Seems it wasn’t that long ago – 2005, to be precise – that The Plaza closed for major refurbishments inside and out. The spruced up property reopened with a flourish in 2008 housing hotel rooms, condominiums and a high-end shopping mall that has since morphed into the wildly – and deservedly – popular Plaza Food Hall and Todd English Food.
So why is this 1907 landmark swaddled in a pale white scrim, the kind that signals heavy-duty construction work instead of an artwork by Christo?
“Apparently the exterior work was not good enough,” a desk attendant told me when I stopped by to see the wrappings.
It seems a slab of concrete – a big one – fell from the façade recently. Fortunately, no one was killed. But to prevent a repeat performance, the exterior is being restored once again, a process expected to last at least a year.
As construction scrims go, the Plaza’s is a beauty.
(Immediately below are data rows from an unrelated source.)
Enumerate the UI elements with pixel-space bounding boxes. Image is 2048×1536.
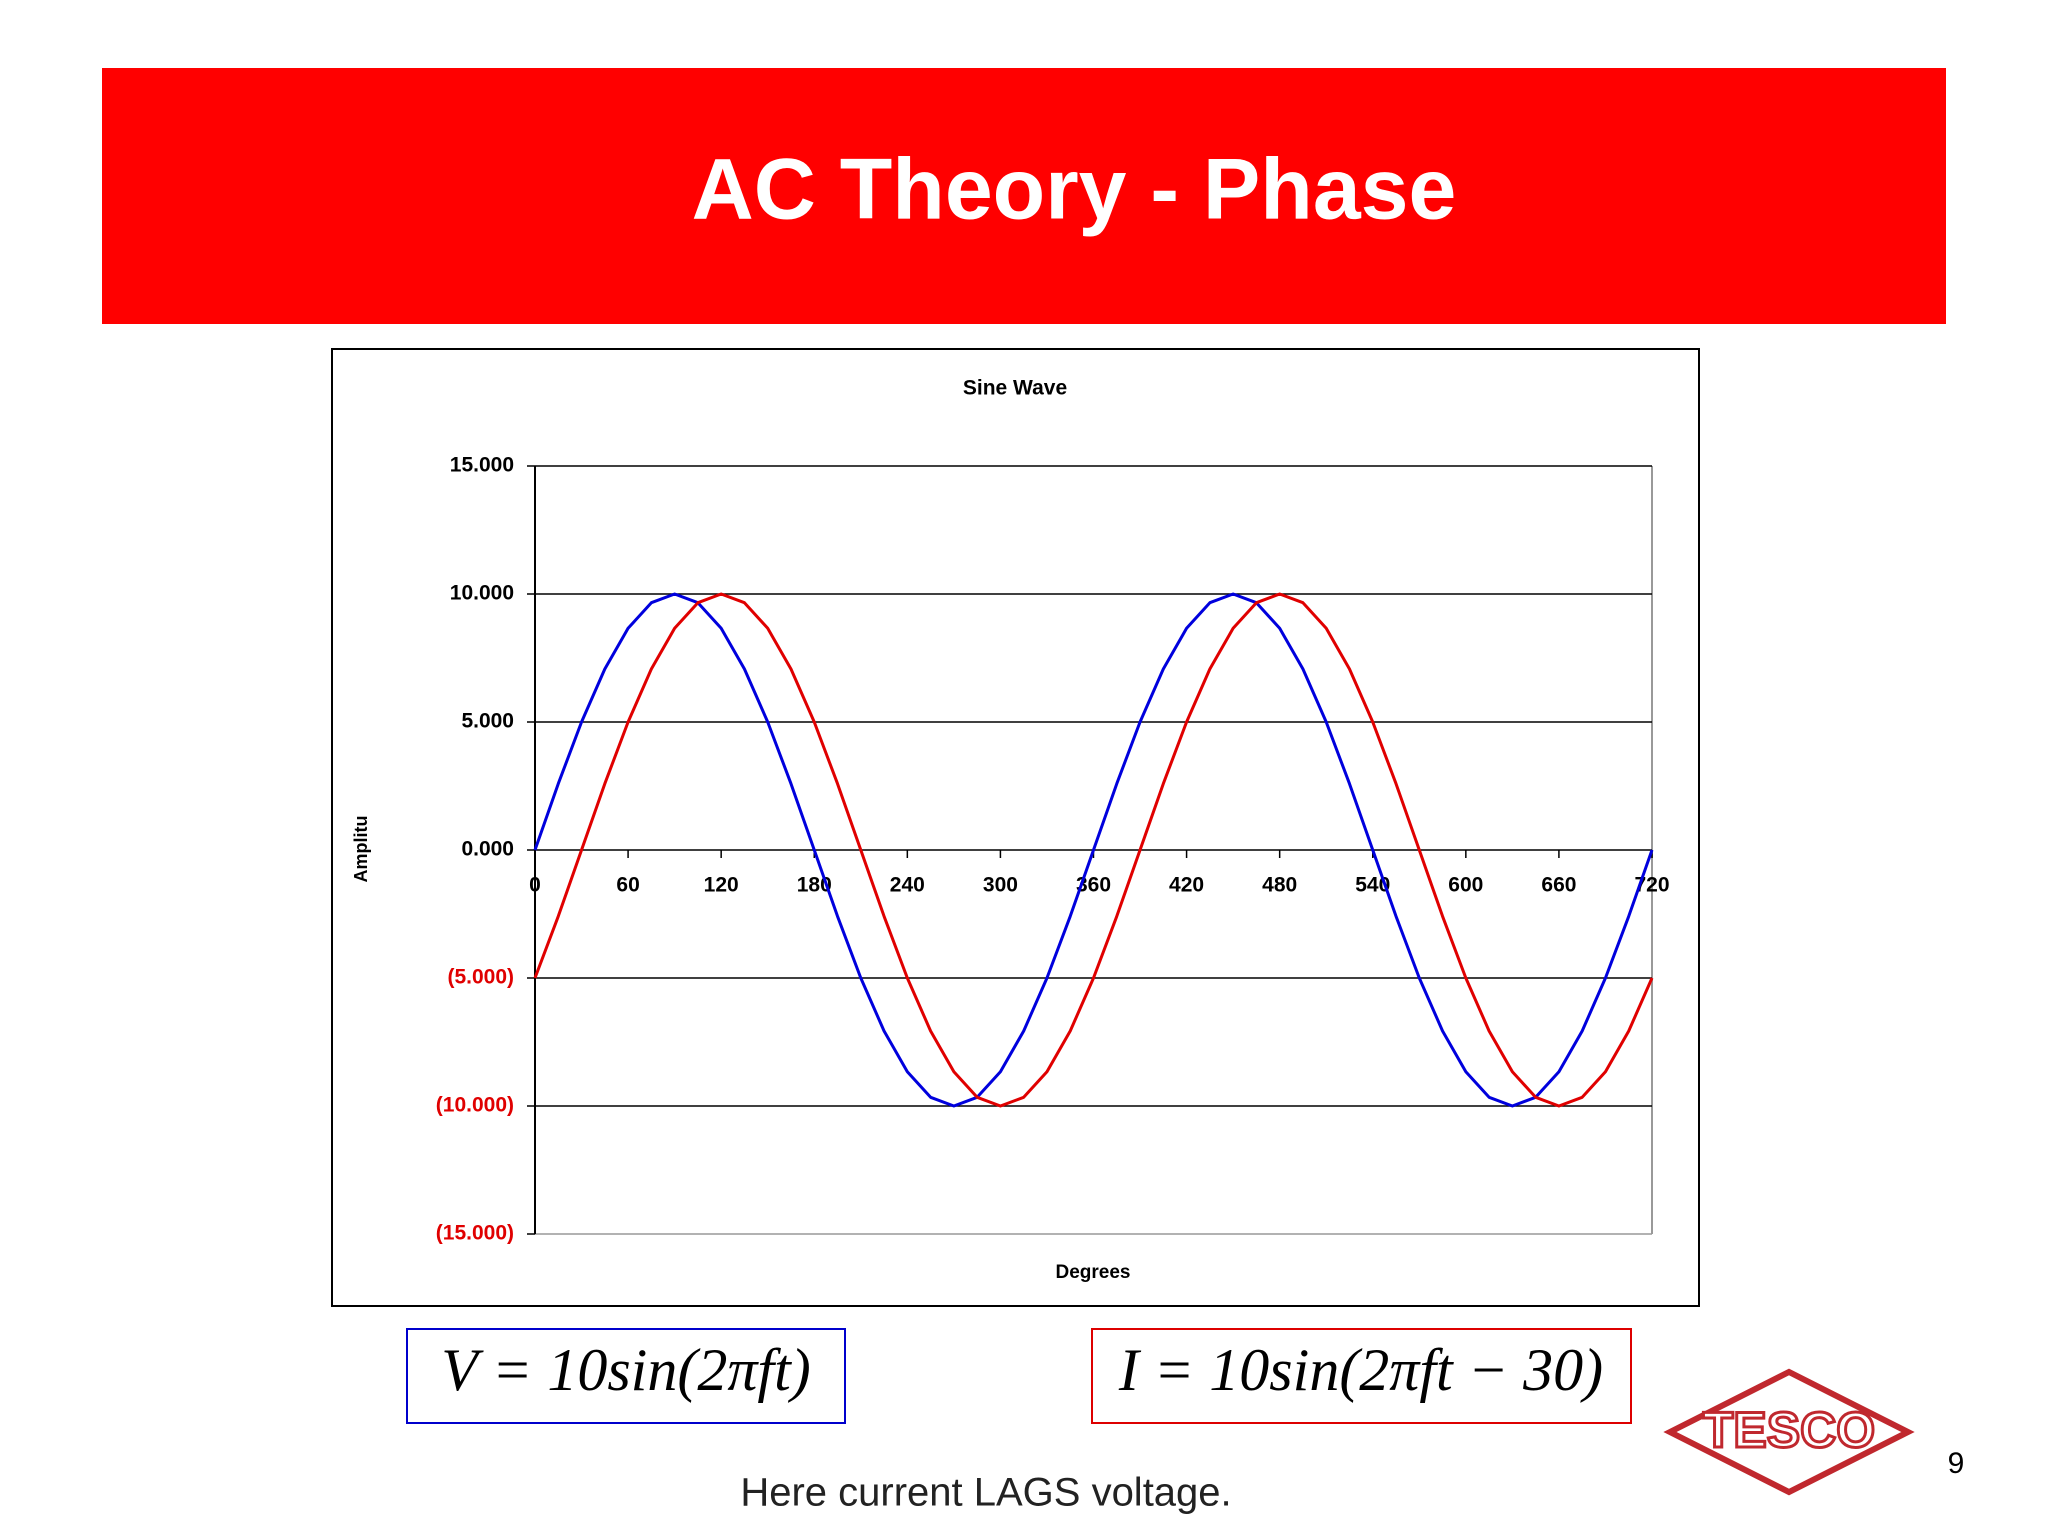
y-tick-label: 0.000 xyxy=(461,838,514,861)
y-tick-label: (5.000) xyxy=(447,966,514,989)
slide-title: AC Theory - Phase xyxy=(692,142,1457,238)
y-tick-label: (15.000) xyxy=(436,1222,514,1245)
series-line xyxy=(533,592,1654,1108)
header-bar xyxy=(102,68,1946,324)
x-axis-label: Degrees xyxy=(1056,1262,1131,1283)
page-number: 9 xyxy=(1948,1447,1965,1480)
y-axis-label: Amplitu xyxy=(351,816,371,883)
x-tick-label: 0 xyxy=(529,874,541,897)
equation: I = 10sin(2πft − 30) xyxy=(1118,1337,1603,1403)
logo-diamond xyxy=(1663,1368,1915,1496)
y-tick-label: 10.000 xyxy=(450,582,514,605)
x-tick-label: 420 xyxy=(1169,874,1204,897)
y-tick-label: 5.000 xyxy=(461,710,514,733)
y-tick-label: 15.000 xyxy=(450,454,514,477)
x-tick-label: 240 xyxy=(890,874,925,897)
x-tick-label: 600 xyxy=(1448,874,1483,897)
series-line xyxy=(533,592,1654,1108)
x-tick-label: 300 xyxy=(983,874,1018,897)
equation: V = 10sin(2πft) xyxy=(441,1337,810,1403)
equation-box xyxy=(406,1328,846,1424)
caption: Here current LAGS voltage. xyxy=(740,1471,1231,1515)
x-tick-label: 480 xyxy=(1262,874,1297,897)
chart-title: Sine Wave xyxy=(963,377,1067,400)
x-tick-label: 660 xyxy=(1541,874,1576,897)
x-tick-label: 60 xyxy=(616,874,639,897)
equation-box xyxy=(1091,1328,1632,1424)
x-tick-label: 120 xyxy=(704,874,739,897)
logo-text: TESCO xyxy=(1703,1402,1875,1458)
chart-frame xyxy=(331,348,1700,1307)
y-tick-label: (10.000) xyxy=(436,1094,514,1117)
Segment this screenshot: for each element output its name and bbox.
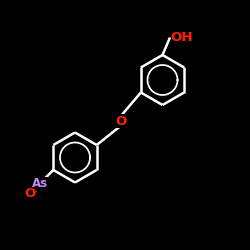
Text: As: As [32, 177, 48, 190]
Text: OH: OH [170, 31, 192, 44]
Text: O: O [116, 115, 127, 128]
Text: O: O [24, 187, 35, 200]
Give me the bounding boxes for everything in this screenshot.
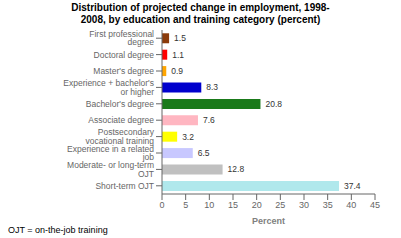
svg-text:Short-term OJT: Short-term OJT bbox=[95, 181, 154, 191]
html-text:OJT = on-the-job training: OJT = on-the-job training bbox=[8, 225, 108, 235]
svg-text:20.8: 20.8 bbox=[265, 99, 282, 109]
svg-text:Experience + bachelor'sor high: Experience + bachelor'sor higher bbox=[63, 78, 154, 97]
svg-text:45: 45 bbox=[370, 200, 380, 210]
svg-text:25: 25 bbox=[275, 200, 285, 210]
svg-text:Postsecondaryvocational traini: Postsecondaryvocational training bbox=[85, 127, 154, 145]
svg-text:30: 30 bbox=[299, 200, 309, 210]
svg-text:15: 15 bbox=[228, 200, 238, 210]
html-text:Distribution of projected chan: Distribution of projected change in empl… bbox=[71, 2, 330, 25]
svg-text:First professionaldegree: First professionaldegree bbox=[89, 29, 154, 48]
svg-text:Associate degree: Associate degree bbox=[88, 115, 154, 125]
svg-text:Experience in a relatedjob: Experience in a relatedjob bbox=[67, 144, 154, 163]
svg-text:5: 5 bbox=[183, 200, 188, 210]
svg-text:Moderate- or long-termOJT: Moderate- or long-termOJT bbox=[67, 160, 154, 179]
svg-text:20: 20 bbox=[252, 200, 262, 210]
svg-text:Doctoral degree: Doctoral degree bbox=[94, 50, 155, 60]
svg-text:40: 40 bbox=[346, 200, 356, 210]
svg-text:1.5: 1.5 bbox=[174, 33, 186, 43]
svg-text:37.4: 37.4 bbox=[344, 181, 361, 191]
svg-text:Master's degree: Master's degree bbox=[93, 66, 154, 76]
svg-text:0.9: 0.9 bbox=[171, 66, 183, 76]
svg-text:3.2: 3.2 bbox=[182, 132, 194, 142]
svg-text:6.5: 6.5 bbox=[198, 148, 210, 158]
svg-text:8.3: 8.3 bbox=[206, 82, 218, 92]
svg-text:12.8: 12.8 bbox=[228, 164, 245, 174]
svg-text:Bachelor's degree: Bachelor's degree bbox=[86, 99, 155, 109]
svg-text:0: 0 bbox=[159, 200, 164, 210]
svg-text:Percent: Percent bbox=[252, 216, 285, 224]
svg-text:7.6: 7.6 bbox=[203, 115, 215, 125]
svg-text:35: 35 bbox=[323, 200, 333, 210]
svg-text:10: 10 bbox=[204, 200, 214, 210]
svg-text:1.1: 1.1 bbox=[172, 50, 184, 60]
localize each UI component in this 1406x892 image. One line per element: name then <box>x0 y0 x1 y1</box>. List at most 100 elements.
In a spectacular display of trompe l’oeil craftsmanship, the scrim shielding the front of the building has been painted to look exactly
like the hotel. From a distance you almost don’t realize you’re looking at a life-size artist’s rendering of Henry Janeway Hardenberg’s iconic Fifth Avenue chateau. Every window, gable and turret is in place, amplified by shadings of pale Plaza green.
Zero in closer to the hotel, however, and it’s clear that the Plaza is once again a construction site, at least on the outside.
And on the inside? Hotel guests in rooms facing south may find themselves gazing out onto scaffolding as well as the classic cityscape that includes Bergdorf Goodman, Rockefeller Center and the spire of St. Patrick’s Cathedral, a desk attendant says.
Update: I’m happy to report that The Plaza scrim, clever as it was, is gone and the hotel is once again on full view.